Diác. Eduardo Wanderley
Paróquia de São Camilo de Léllis – Lagoa Nova – Natal
Os evangelhos sinóticos apresentam a cura do cego Bartimeu na saída de Jesus e de seus discípulos da cidade de Jericó (Mc 10, 46-52; Lc 18, 35-43; Mt 20, 29-34). Cada evangelista acaba contando a mesma história com algum detalhe particular. Marcos, por exemplo, informa que Bartimeu, filho de Timeu, depois de chamado por Jesus, despojou-se de sua capa para ir até ele. A história bíblica é cheia de significados e podemos explorar tantos aspectos desse ato portentoso de Jesus. Gostaria de relevar dois em particular. Primeiro, esse hápax marcano, esse detalhe somente visto por esse evangelista: o tirar a capa. Em seguida, o grito interior que representa com precisão a oração cristã e seu sentido mais íntimo.

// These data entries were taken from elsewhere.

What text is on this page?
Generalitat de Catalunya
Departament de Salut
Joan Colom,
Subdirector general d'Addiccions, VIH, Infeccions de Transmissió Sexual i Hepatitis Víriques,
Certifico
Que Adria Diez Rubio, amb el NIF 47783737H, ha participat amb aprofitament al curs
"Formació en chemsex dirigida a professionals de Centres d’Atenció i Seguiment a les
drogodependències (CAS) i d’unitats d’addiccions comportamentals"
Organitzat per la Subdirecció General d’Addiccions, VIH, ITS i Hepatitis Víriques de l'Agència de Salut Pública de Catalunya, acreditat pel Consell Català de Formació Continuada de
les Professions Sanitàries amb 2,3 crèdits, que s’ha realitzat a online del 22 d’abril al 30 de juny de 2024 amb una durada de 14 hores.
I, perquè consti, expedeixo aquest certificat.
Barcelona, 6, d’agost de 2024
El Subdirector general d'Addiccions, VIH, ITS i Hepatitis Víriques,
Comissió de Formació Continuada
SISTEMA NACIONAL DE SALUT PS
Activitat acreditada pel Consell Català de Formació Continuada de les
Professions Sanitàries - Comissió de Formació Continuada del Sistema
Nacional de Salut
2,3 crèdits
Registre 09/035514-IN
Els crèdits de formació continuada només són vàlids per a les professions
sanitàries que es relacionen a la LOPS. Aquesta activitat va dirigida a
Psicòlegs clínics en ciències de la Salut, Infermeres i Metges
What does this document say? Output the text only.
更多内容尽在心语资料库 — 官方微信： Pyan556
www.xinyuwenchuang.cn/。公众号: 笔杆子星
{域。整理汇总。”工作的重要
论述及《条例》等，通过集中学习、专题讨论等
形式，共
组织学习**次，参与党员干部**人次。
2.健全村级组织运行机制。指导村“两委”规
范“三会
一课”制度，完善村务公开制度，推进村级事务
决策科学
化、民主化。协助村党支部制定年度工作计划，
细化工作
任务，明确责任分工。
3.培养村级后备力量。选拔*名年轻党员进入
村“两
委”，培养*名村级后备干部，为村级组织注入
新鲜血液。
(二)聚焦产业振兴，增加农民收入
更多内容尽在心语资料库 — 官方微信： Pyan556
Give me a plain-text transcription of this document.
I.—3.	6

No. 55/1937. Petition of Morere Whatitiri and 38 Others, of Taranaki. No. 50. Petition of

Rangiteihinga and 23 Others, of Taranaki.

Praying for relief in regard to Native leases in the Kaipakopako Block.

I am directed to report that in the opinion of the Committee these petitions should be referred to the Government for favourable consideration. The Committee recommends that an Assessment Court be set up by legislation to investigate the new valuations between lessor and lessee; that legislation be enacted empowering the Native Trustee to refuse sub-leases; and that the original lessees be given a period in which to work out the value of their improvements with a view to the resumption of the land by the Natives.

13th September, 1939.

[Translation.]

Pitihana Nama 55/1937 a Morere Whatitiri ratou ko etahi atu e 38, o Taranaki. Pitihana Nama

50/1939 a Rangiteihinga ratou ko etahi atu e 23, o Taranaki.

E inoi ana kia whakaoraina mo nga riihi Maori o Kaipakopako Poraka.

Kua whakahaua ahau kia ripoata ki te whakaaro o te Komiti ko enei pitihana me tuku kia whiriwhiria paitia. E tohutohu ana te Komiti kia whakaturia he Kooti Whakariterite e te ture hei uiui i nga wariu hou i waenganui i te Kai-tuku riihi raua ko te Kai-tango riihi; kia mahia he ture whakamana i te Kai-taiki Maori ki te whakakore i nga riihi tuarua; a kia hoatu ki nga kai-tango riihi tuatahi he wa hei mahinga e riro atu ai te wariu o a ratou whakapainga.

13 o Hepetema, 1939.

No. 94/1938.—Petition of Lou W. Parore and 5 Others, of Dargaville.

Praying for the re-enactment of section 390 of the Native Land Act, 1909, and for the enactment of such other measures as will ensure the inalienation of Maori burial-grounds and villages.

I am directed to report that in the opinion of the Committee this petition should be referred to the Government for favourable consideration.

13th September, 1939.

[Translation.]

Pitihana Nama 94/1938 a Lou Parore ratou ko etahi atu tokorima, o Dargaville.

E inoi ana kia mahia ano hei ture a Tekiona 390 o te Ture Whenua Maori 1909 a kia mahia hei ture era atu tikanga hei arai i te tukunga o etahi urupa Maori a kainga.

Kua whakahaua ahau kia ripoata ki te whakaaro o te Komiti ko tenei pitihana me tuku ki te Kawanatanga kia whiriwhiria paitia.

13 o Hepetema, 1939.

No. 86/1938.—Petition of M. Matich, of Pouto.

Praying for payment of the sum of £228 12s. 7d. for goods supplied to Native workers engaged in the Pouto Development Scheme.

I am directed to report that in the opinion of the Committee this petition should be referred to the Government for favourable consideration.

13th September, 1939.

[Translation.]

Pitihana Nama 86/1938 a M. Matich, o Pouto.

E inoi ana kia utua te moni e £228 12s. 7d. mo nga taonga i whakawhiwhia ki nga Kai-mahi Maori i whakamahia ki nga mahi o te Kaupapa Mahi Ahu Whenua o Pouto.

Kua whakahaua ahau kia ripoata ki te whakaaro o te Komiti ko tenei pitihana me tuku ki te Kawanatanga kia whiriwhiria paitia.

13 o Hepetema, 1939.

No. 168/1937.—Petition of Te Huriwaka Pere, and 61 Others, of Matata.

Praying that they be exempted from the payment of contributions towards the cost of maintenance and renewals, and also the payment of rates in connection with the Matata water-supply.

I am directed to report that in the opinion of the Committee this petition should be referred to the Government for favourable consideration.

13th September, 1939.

Há tanto a se pensar sobre o tirar a capa, despojar-se do manto. Também Jesus, naquela última ceia, na narrativa de João, depois de levantar-se, retirou seu manto (Jo 13, 4ss). É um grande gesto! Os mantos são símbolos que usamos para representar uma imagem do que gostaríamos de ser ou que nos representa institucionalmente numa sociedade. O manto é, de certa forma, um esconderijo. O ato de Bartimeu de retirar o manto é um gesto ativo de transformação. É um gesto de libertação. É um sinal de uma mudança de vida. Também em nosso batismo, usando uma veste comum, somos convidados a nos desfazer dela e recebermos a veste branca, representando uma vida nova. Retirar o manto é entrar na dinâmica do coração, que é superior à dinâmica da doutrina, se essa não leva ao coração. Isaías (29, 13) já dizia: “O Senhor disse: Esse povo se aproxima de mim só com palavras, e somente com os lábios me glorifica, enquanto o seu coração está longe de mim. O culto que me prestam é tradição humana e rotina.”. Jesus cita esse mesmo trecho (Mc 7, 7) falando da necessidade de uma purificação.
O trecho nos inspira a vislumbrar nossas capas existenciais: vestes, títulos, condições socioeconômicas, poderes constituídos e mesmo nosso serviço dentro da Igreja. Ao nos aproximarmos de Jesus, precisamos depor todo tipo de veste de nossas vidas. O cego Bartimeu, que parece enxergar melhor que seus contemporâneos, despiu-se do manto e se apresentou apenas como ele era. Tudo que Jesus precisa de nós é uma humildade. Também, um dos grandes desafios da Igreja é esse: ser o que é, sem capas. Esse é primeiro passo para a conversão pastoral e é tudo que nosso Senhor Jesus Cristo quer para operar sua obra em nós, em nossas comunidades, em nossas paróquias e em nossa Arquidiocese. O sinal das vestes, portanto, deve acompanhar nosso coração e nunca ser um esconderijo para ele.
O segundo aspecto que gostaria de chamar atenção é o grito de Bartimeu. Cego, mendigo e à margem da estrada. O Papa Bento XVI, na celebração de encerramento da XIII Assembleia dos Sínodo dos Bispos, cita Bartimeu. Diz o papa: “[...] Bartimeu é apresentado como modelo. Ele não é cego de nascença, mas perdeu a vista: é o homem que perdeu a luz e está ciente disso, mas não perdeu a esperança, sabe agarrar a possibilidade deste encontro com Jesus e confia-se a Ele para ser curado.” O grito é a única forma de chamar atenção para sua situação precária. Mas o que grita Bartimeu é, antes de tudo, uma profissão de fé. “Filho de Davi, tem piedade de mim”. Esse grito é algo que vem de dentro. Não sai das vestes puídas de um mendigo. Não sai do centro do caminho. Sai de um coração, na periferia. É esse o sentido da oração cristã: o coração que reza, a plenos pulmões. O Papa Francisco, em sua catequese sobre a oração, de 06 de maio de 2020, diz: “A fé, vimo-lo em Bartimeu, é grito; [...] A fé é esperança de ser salvo”. E concluo com o Papa: “Mais forte do que qualquer argumentação contrária, no coração do homem há uma voz que invoca. Todos nós temos esta voz interior. Uma voz que sai espontaneamente, sem que ninguém a governe, uma voz que se interroga sobre o sentido do nosso caminho aqui na terra, especialmente quando nos encontramos na escuridão: ‘Jesus, tem compaixão de mim! Jesus, tem compaixão de mim!’. É uma bonita oração!”